Personal information
- Full name: Ian Daniel Vander-Wal
- National team: Australia
- Born: 22 September 1971 (age 54) Darwin, Northern Territory
- Height: 1.95 m (6 ft 5 in)
- Weight: 90 kg (198 lb)

Sport
- Sport: Swimming
- Strokes: Freestyle
- Club: Commercial Swim Club

Medal record
Men's swimming
Representing Australia
Commonwealth Games
| Gold medal – first place | 1990 Auckland | 4 x 100 freestyle |
Pan Pacific Championships
| Silver medal – second place | 1997 Fukuoka | 4×100 m free |
| Silver medal – second place | 1997 Fukuoka | 4×200 m free |

= Ian Vander-Wal =

Australian swimmer

Ian Daniel Vander-Wal (born 22 September 1971) is an Australian former sprint and middle-distance freestyle swimmer who represented Australia at the 1996 Summer Olympics in Atlanta. He was a member of the 4x100-metre and 4x200-metre freestyle relay teams.
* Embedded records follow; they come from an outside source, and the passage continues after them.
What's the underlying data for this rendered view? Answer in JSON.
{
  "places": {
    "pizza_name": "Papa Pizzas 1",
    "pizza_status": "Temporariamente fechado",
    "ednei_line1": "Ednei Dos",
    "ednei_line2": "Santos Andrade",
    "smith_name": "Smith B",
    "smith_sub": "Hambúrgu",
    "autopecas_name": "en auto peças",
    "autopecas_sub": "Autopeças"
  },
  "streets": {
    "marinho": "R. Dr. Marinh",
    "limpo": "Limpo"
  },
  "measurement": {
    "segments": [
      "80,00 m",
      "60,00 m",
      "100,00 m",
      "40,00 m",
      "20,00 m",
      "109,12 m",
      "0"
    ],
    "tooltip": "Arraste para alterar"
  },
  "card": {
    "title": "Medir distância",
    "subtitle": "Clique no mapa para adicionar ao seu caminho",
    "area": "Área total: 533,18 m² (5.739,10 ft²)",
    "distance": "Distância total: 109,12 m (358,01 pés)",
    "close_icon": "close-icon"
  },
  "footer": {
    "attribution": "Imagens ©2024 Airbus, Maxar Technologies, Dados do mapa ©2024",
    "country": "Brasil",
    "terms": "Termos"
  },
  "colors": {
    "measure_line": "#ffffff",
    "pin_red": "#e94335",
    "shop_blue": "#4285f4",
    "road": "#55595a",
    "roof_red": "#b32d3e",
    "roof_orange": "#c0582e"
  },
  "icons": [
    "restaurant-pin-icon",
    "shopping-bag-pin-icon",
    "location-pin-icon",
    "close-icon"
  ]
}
He trained at the Commercial Swimming Club in Brisbane.

He also competed at the 1997 Pan Pacific Swimming Championships in Fukuoka, Japan, where he combined with Michael Klim, Grant Hackett and Ian Thorpe to earn a silver medal in the 4x200-metre freestyle relay. He was an Australian Institute of Sport scholarship holder from 1989 to 1992.